This story is an unbelievable mix of love, curiosity, innovation and resilience. It features Arunachalam Murunganatham, the poor son of hand-loom weavers in South India. In the year 1998, Murunga discovers that his wife is tackling her monthly visitor (menstrual cycle) in an unsanitary manner by using old rags because she could not afford sanitary towels for herself.
Arunachalam Murunganatham shows himself as an exceptional man as he seeks to impress his wife by producing her sanitary pads himself. His initial assumption that it would be a simple task was soon changed as his first pad; a rectangular cut out of wads of cotton wool the size of the pads sold in shops; was deemed useless by his wife who tested it out. Consumed by a need to find out where he’d gone wrong, Murunga tested and experimented with different materials but this proved time-consuming as he had to wait a month before his wife could test each sample.

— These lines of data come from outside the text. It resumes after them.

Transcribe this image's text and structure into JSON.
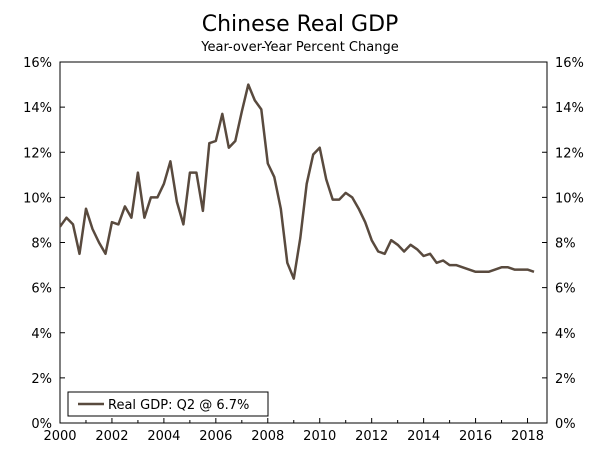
{
  "chart_data": {
    "type": "line",
    "title": "Chinese Real GDP",
    "subtitle": "Year-over-Year Percent Change",
    "xlabel": "",
    "ylabel": "",
    "xlim": [
      2000,
      2018.75
    ],
    "ylim": [
      0,
      16
    ],
    "x_ticks": [
      2000,
      2002,
      2004,
      2006,
      2008,
      2010,
      2012,
      2014,
      2016,
      2018
    ],
    "y_ticks": [
      "0%",
      "2%",
      "4%",
      "6%",
      "8%",
      "10%",
      "12%",
      "14%",
      "16%"
    ],
    "y_tick_values": [
      0,
      2,
      4,
      6,
      8,
      10,
      12,
      14,
      16
    ],
    "grid": false,
    "legend_position": "bottom-left",
    "line_color": "#594a3e",
    "series": [
      {
        "name": "Real GDP: Q2 @ 6.7%",
        "x": [
          2000.0,
          2000.25,
          2000.5,
          2000.75,
          2001.0,
          2001.25,
          2001.5,
          2001.75,
          2002.0,
          2002.25,
          2002.5,
          2002.75,
          2003.0,
          2003.25,
          2003.5,
          2003.75,
          2004.0,
          2004.25,
          2004.5,
          2004.75,
          2005.0,
          2005.25,
          2005.5,
          2005.75,
          2006.0,
          2006.25,
          2006.5,
          2006.75,
          2007.0,
          2007.25,
          2007.5,
          2007.75,
          2008.0,
          2008.25,
          2008.5,
          2008.75,
          2009.0,
          2009.25,
          2009.5,
          2009.75,
          2010.0,
          2010.25,
          2010.5,
          2010.75,
          2011.0,
          2011.25,
          2011.5,
          2011.75,
          2012.0,
          2012.25,
          2012.5,
          2012.75,
          2013.0,
          2013.25,
          2013.5,
          2013.75,
          2014.0,
          2014.25,
          2014.5,
          2014.75,
          2015.0,
          2015.25,
          2015.5,
          2015.75,
          2016.0,
          2016.25,
          2016.5,
          2016.75,
          2017.0,
          2017.25,
          2017.5,
          2017.75,
          2018.0,
          2018.25
        ],
        "values": [
          8.7,
          9.1,
          8.8,
          7.5,
          9.5,
          8.6,
          8.0,
          7.5,
          8.9,
          8.8,
          9.6,
          9.1,
          11.1,
          9.1,
          10.0,
          10.0,
          10.6,
          11.6,
          9.8,
          8.8,
          11.1,
          11.1,
          9.4,
          12.4,
          12.5,
          13.7,
          12.2,
          12.5,
          13.8,
          15.0,
          14.3,
          13.9,
          11.5,
          10.9,
          9.5,
          7.1,
          6.4,
          8.2,
          10.6,
          11.9,
          12.2,
          10.8,
          9.9,
          9.9,
          10.2,
          10.0,
          9.5,
          8.9,
          8.1,
          7.6,
          7.5,
          8.1,
          7.9,
          7.6,
          7.9,
          7.7,
          7.4,
          7.5,
          7.1,
          7.2,
          7.0,
          7.0,
          6.9,
          6.8,
          6.7,
          6.7,
          6.7,
          6.8,
          6.9,
          6.9,
          6.8,
          6.8,
          6.8,
          6.7
        ]
      }
    ]
  }
}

He then moved on to enlist the help of medical students at a university college close to him but the girls where understandably too shy to give him detailed feedback. Backed into a corner, he decided to begin testing the pads on himself; he built a uterus bladder, filled it up with animal blood, fixed it to his hip and via a tube attached the artificial uterus to the sanitary pad in his underpants. By pressing on the bladder, he mimicked a woman’s menstrual flow.
As can be imagined, he soon started to smell foul and his clothes were often stained with blood, leading his neighbors to think he is either ill or perverted. After a while, his wife left him to go and live with her mother. Still Murunga did not let his ambition go, the cause had become bigger than his wife as he had discovered through research that ten to twenty percent of Indian girls and women could not access proper menstrual hygiene products. He had made up his mind to produce low-cost sanitary pads for girls and women in India.
It took him two years to find the right material, another four years to develop a machine that helped effective mass production, but Murunga was finally successful. His machines are cheap costing the equivalent of $950 compared to the cost of importing machines which lies at $500,000. He refuses to sell the machines to corporations but instead sells them to women’s groups and schools who can then produce their own pads and sell the surplus. He’s sold over 1,300 machines across 27 states in India and has begun exportation of the machine to other developing countries all over the world.
Arunachalam Murunganatham is currently one of India’s foremost social entrepreneurs, he’s been named one of the 100 most influential people in the world in 2014 by TIME and he is back with his wife.